Choosing office hours to maximise number of students who can attend at least one time slot
I have the following (real world!) problem which is most easily described using an example.
I ask my six students when the best time to hold office hours would be. I give them four options, and say that I'll hold two hours in total. The poll's results are as follows (1 means yes, 0 means no):
$$\begin{array}{l|c|c|c|c} \text{Name} & 9 \text{ am} & 10 \text{ am} & 11 \text{ am} & 12 \text{ pm} \\ \hline \text{Alice} & 1 & 1 & 0 & 0 \\ \text{Bob} & 1 & 1 & 0 & 1 \\ \text{Charlotte} & 1 & 1 & 0 & 1 \\ \text{Daniel} & 0 & 1 & 1 & 1 \\ \text{Eve} & 0 & 0 & 1 & 1 \\ \text{Frank} & 0 & 0 & 1 & 0 \\ \hline \text{Total} & 3 & 4 & 3 & 4 \end{array}$$
Naively, one might pick columns 2 and 4, which have the greatest totals. However, the solution which allows the most distinct people to attend is to pick columns 2 and 3.
In practice, however, I have ~30 possible timeslots and over 100 students, and want to pick, say, five different timeslots for office hours. How do I pick the timeslots which maximise the number of distinct students who can attend?
Solution 1:
In general, this problem is the maximum coverage problem, which is NP-hard, so you're not going to be able to find the optimal solution by any method substantially faster than brute force. (As I mentioned, for a problem of your size, brute force is still feasible.)
However, a modification of your strategy (to choose the timeslots with the highest totals) performs reasonably well.
It doesn't actually make sense to choose all the timeslots with the highest totals immediately: if they all have the same students in them, then this isn't any better than just choosing one of the timeslots. Instead, we can:
- Choose one timeslot with the highest total number of students.
- Remove all students that can make it to that timeslot from consideration. Recalculate the totals for the remaining students.
- Repeat steps 1-2 until you have chosen $k=5$ timeslots.
According to the wikipedia article, this algorithm achieves an approximation ratio of $1 - \frac1e$; that is, if you can reach $N$ students with the optimal choice of timeslots, this algorithm will reach at least $(1 - \frac1e)N$ students.

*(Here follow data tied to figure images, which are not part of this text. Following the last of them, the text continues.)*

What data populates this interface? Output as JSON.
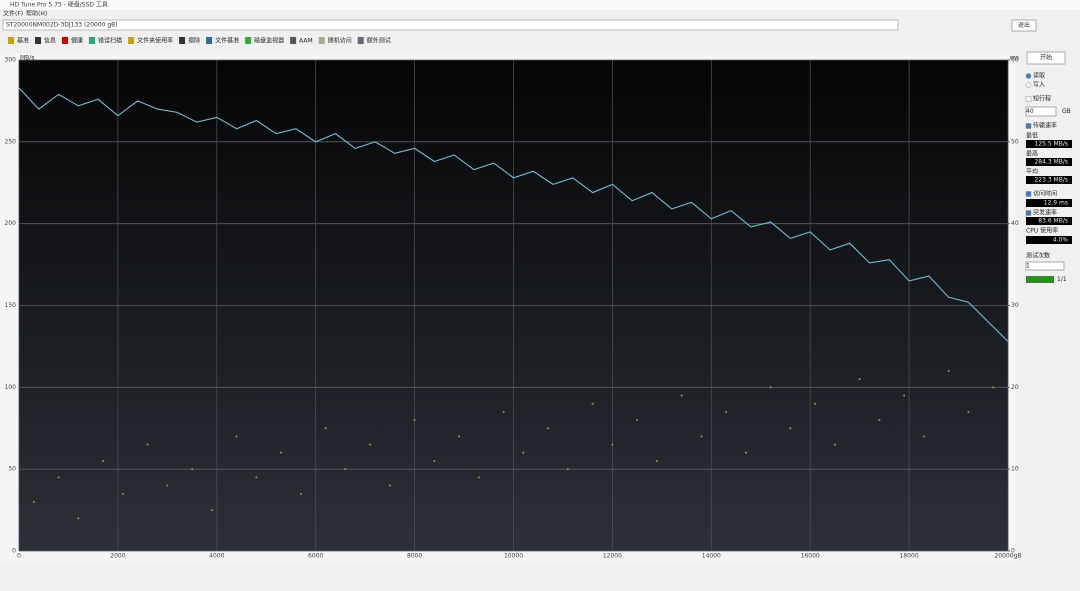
{
  "window": {
    "title": "HD Tune Pro 5.75 - 硬盘/SSD 工具",
    "menu": [
      "文件(F)",
      "帮助(H)"
    ],
    "drive": "ST20000NM002D-3DJ133 (20000 gB)",
    "exit": "退出"
  },
  "toolbar": [
    "基准",
    "信息",
    "健康",
    "错误扫描",
    "文件夹使用率",
    "擦除",
    "文件基准",
    "磁盘监视器",
    "AAM",
    "随机访问",
    "额外测试"
  ],
  "side": {
    "start": "开始",
    "read": "读取",
    "write": "写入",
    "short_stroke": "短行程",
    "short_value": "40",
    "short_unit": "GB",
    "transfer": "传输速率",
    "min_label": "最低",
    "min": "125.5 MB/s",
    "max_label": "最高",
    "max": "284.3 MB/s",
    "avg_label": "平均",
    "avg": "223.3 MB/s",
    "access": "访问时间",
    "access_value": "12.9 ms",
    "burst": "突发速率",
    "burst_value": "83.6 MB/s",
    "cpu_label": "CPU 使用率",
    "cpu": "4.0%",
    "passes_label": "测试次数",
    "passes": "1",
    "progress": "1/1"
  },
  "chart_data": {
    "type": "line",
    "y_label": "MB/s",
    "y2_label": "ms",
    "xlim": [
      0,
      20000
    ],
    "xticks": [
      0,
      2000,
      4000,
      6000,
      8000,
      10000,
      12000,
      14000,
      16000,
      18000,
      {
        "value": 20000,
        "label": "20000gB"
      }
    ],
    "ylim": [
      0,
      300
    ],
    "yticks": [
      0,
      50,
      100,
      150,
      200,
      250,
      300
    ],
    "y2lim": [
      0,
      60
    ],
    "y2ticks": [
      0,
      10,
      20,
      30,
      40,
      50,
      60
    ],
    "grid": true,
    "series": [
      {
        "name": "传输速率",
        "type": "line",
        "color": "#6fc0d4",
        "x": [
          0,
          400,
          800,
          1200,
          1600,
          2000,
          2400,
          2800,
          3200,
          3600,
          4000,
          4400,
          4800,
          5200,
          5600,
          6000,
          6400,
          6800,
          7200,
          7600,
          8000,
          8400,
          8800,
          9200,
          9600,
          10000,
          10400,
          10800,
          11200,
          11600,
          12000,
          12400,
          12800,
          13200,
          13600,
          14000,
          14400,
          14800,
          15200,
          15600,
          16000,
          16400,
          16800,
          17200,
          17600,
          18000,
          18400,
          18800,
          19200,
          19600,
          20000
        ],
        "values": [
          283,
          270,
          279,
          272,
          276,
          266,
          275,
          270,
          268,
          262,
          265,
          258,
          263,
          255,
          258,
          250,
          255,
          246,
          250,
          243,
          246,
          238,
          242,
          233,
          237,
          228,
          232,
          224,
          228,
          219,
          224,
          214,
          219,
          209,
          213,
          203,
          208,
          198,
          201,
          191,
          195,
          184,
          188,
          176,
          178,
          165,
          168,
          155,
          152,
          140,
          128
        ]
      },
      {
        "name": "访问时间",
        "type": "scatter",
        "axis": "y2",
        "color": "#9a9a48",
        "x": [
          300,
          800,
          1200,
          1700,
          2100,
          2600,
          3000,
          3500,
          3900,
          4400,
          4800,
          5300,
          5700,
          6200,
          6600,
          7100,
          7500,
          8000,
          8400,
          8900,
          9300,
          9800,
          10200,
          10700,
          11100,
          11600,
          12000,
          12500,
          12900,
          13400,
          13800,
          14300,
          14700,
          15200,
          15600,
          16100,
          16500,
          17000,
          17400,
          17900,
          18300,
          18800,
          19200,
          19700
        ],
        "values": [
          6,
          9,
          4,
          11,
          7,
          13,
          8,
          10,
          5,
          14,
          9,
          12,
          7,
          15,
          10,
          13,
          8,
          16,
          11,
          14,
          9,
          17,
          12,
          15,
          10,
          18,
          13,
          16,
          11,
          19,
          14,
          17,
          12,
          20,
          15,
          18,
          13,
          21,
          16,
          19,
          14,
          22,
          17,
          20
        ]
      }
    ]
  }
}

There are other possible approximate solutions out there; for example, there is the big step heuristic, which considers all choices of $p$ timeslots in each step, as opposed to all individual timeslots. (When $p=1$, it is the algorithm above; when $p=k$, it is just brute force.) No fast algorithm has guaranteed performance better than $(1 - \frac1e)N$, but they may perform better in some cases.
Solution 2:
With those numbers, brute force is still feasible. You have 30 choose 5 = 142506 different combinations. I don't think there's any algorithm other than brute force that is guaranteed to get the best solution, but one heuristic would be to arrange the students in sets from least availability to most. Then rank time slots by how many of the least available students they match, then break ties by how many of second lest available, etc. Take the best time slot according to that criteria. Remove all students that can make that time slot, and apply the same algorithm to the remaining time slots and students, and continue until you've reached your maximum number of time slots. In your example, Frank is the least available student, so 11 am, as the only time slot he can make, is the first choice. This leaves Alice, Bob, and Charlotte without a time slot, and of them, Alice is the least available. 9 am and 10 am both accommodate Alice, so you can take either one (although if you take into account students that were removed in previous steps, then 10 am wins).
You can combine the two: use the heuristic until you get to small enough numbers that you're okay with using brute force.
Another heuristic is to look at clustering (is there one set of students that is mostly available in the morning, and another in the evening), and pick time slots in different clusters.
Solution 3:
Practically speaking, simply vary the office hours each week.